Ich kann mich nicht mehr an den Tag erinnern, an dem wir uns das erste Mal sahen.
Es muss über zehn Jahre her sein. Die Telekom-Aktien waren im Rausch und viele Kleinanleger zockten, was das Zeug hielt.
Wir begegneten uns mit unseren Fahrrädern und waren uns irgendwie sofort sympathisch. Unsere Häuser waren 10 Fahrradminuten voneinander entfernt und er hatte damals einen ebensolchen Brennholzfimmel wie ich. Beide sorgten wir rührend für den milden Winter in Spanien vor. Seine Wände von Brennholz hatten Dimensionen, die mich neidisch machten.
Er war mir irgendwie immer mit allem voraus.
Sein Lebensweg war für mich, den etwa 5 Jahre jüngeren, bewunderungswert.
Er hatte in der Nähe von Aurich zwei Häuser gebaut. Eines davon schnell und gut verkauft und alles in Telekom-Aktien angelegt. Mit dem richtigen Händchen und der richtigen Nase verkaufte er die Aktien zum fünffachen Preis und erwarb sich in Spanien eine wertvolle Immobilie zum Schnäppchenpreis.
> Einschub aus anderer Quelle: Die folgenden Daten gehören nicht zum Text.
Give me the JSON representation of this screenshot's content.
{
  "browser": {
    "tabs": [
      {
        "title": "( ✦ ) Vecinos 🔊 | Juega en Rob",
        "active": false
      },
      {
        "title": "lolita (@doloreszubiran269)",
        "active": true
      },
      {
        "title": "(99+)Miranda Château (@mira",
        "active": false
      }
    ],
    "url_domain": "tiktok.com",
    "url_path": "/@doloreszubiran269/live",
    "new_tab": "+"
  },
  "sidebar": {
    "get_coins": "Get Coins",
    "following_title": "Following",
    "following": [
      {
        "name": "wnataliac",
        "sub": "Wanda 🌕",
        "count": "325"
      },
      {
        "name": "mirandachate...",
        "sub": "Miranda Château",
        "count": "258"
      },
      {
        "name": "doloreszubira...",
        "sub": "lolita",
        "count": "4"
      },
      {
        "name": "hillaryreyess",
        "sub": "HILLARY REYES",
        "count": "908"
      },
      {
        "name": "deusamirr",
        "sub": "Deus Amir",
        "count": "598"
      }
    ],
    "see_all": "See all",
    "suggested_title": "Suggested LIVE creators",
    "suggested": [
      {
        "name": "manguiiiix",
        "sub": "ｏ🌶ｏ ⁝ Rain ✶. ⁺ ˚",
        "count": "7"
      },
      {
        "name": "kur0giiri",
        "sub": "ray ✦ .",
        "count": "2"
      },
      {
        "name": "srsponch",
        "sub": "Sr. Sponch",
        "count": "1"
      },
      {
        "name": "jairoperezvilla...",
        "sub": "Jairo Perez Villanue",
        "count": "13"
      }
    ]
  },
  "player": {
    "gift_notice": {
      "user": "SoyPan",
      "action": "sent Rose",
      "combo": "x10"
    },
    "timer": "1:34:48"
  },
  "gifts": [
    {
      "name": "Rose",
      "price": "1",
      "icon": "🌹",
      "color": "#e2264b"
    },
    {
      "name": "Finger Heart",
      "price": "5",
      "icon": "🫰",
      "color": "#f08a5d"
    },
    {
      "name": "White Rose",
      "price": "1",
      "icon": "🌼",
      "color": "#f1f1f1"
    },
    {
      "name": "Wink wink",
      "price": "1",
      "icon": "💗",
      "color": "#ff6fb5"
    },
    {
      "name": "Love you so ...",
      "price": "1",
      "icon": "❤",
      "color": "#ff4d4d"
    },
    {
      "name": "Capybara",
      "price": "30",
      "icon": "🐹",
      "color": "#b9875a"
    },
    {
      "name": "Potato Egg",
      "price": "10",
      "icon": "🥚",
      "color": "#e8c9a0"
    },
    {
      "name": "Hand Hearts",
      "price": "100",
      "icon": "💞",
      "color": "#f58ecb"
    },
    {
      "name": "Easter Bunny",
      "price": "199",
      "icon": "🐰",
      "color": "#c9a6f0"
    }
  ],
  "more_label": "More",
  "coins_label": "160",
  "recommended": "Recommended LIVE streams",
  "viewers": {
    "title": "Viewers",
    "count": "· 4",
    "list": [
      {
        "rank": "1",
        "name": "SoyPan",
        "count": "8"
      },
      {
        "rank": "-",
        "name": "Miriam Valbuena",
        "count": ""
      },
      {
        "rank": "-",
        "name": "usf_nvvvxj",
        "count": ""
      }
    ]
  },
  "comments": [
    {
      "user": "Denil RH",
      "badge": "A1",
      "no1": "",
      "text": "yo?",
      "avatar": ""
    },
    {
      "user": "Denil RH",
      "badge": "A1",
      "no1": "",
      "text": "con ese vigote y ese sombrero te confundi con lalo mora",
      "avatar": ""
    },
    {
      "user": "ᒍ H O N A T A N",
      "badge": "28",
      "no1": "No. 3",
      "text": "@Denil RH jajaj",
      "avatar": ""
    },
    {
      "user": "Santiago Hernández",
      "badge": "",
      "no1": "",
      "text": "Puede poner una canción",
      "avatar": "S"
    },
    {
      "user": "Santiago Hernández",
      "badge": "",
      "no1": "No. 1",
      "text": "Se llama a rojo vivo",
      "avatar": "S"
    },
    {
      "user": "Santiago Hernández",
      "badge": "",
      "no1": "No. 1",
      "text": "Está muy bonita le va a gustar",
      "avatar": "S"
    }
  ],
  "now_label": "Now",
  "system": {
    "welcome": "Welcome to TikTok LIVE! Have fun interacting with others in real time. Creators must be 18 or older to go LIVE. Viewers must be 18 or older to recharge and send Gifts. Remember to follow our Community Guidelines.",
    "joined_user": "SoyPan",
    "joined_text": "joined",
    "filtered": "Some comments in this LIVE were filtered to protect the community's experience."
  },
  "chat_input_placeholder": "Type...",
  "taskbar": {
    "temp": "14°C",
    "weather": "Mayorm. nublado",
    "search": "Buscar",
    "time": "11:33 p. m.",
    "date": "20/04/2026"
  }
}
Dann kam auch das zweite Aurichhaus unter den Hammer und er kaufte Telekom nach, als sie gerade wieder eine Abwärtsbewegung machten. Dank Manfred Krug ging es mit der Telekom dann noch einmal kurz hoch und mein Freund Peter stieß auch dieses Aktienpaket wieder mit Gewinn ab. Von diesem frischen Bargeld erwarb er sich mit seiner lieben Frau ein schönes Anwesen in Kanada. In größeren Abständen trafen wir uns und ich konnte beeindruckende Bilder vom Kanadaanwesen bestaunen.
Nun liefen unsere Begegnungen fast nach dem Motto: mein Haus, mein Boot, mein Reitpferd ab. Wir sahen uns seltener. Kanada war mit der Zeit auch nicht mehr so attraktiv für meinen bewunderten Freund, weil gesundheitliche Probleme die Lücken im dortigen medizinischen Versorgungssystem offenbarten. Das kanadische Anwesen kam wieder gewinnbringend unter den Hammer. Erstaunlicherweise wollte er jetzt auch seine Spanienimmobilie versilbern, was ihm auch glänzend gelang.
Der clevere Weltenmann wollte natürlich nicht heimatlos sein und erwarb eines seiner Aurichhäuser zurück. Mittlerweile waren die Immobilienpreise in Deutschland auch im Keller, so dass er die Brieftasche gar nicht weit aufmachen musste. Außerdem kannte er sich mit dem Grundstück bestens aus – es war ja von ihm selbst errichtet.
Wer nun vermutet, mein Freund würde sein Rentnerleben in Friesland genießen, irrt sich gewaltig. Die nächste Anschaffung war ein Riesenwohnmobil und mit dem überwinterte er die letzten Jahre in Marokko.
Bei unserem letzten zufälligen Treffen war er wieder mit einem Drahtesel unterwegs.
Das Rad zeigte Rostflecken, war aber gut aufgepumpt. Die Rostflecken entschuldigte er damit, weil es jahrelang huckepack am Wohnmobil hing.
Wenn wir uns das nächste Mal treffen, will er mehr Zeit mitbringen und ich werde ihn mal nach einem Tipp fragen - womit man gegenwärtig sein Kapital vermehren kann?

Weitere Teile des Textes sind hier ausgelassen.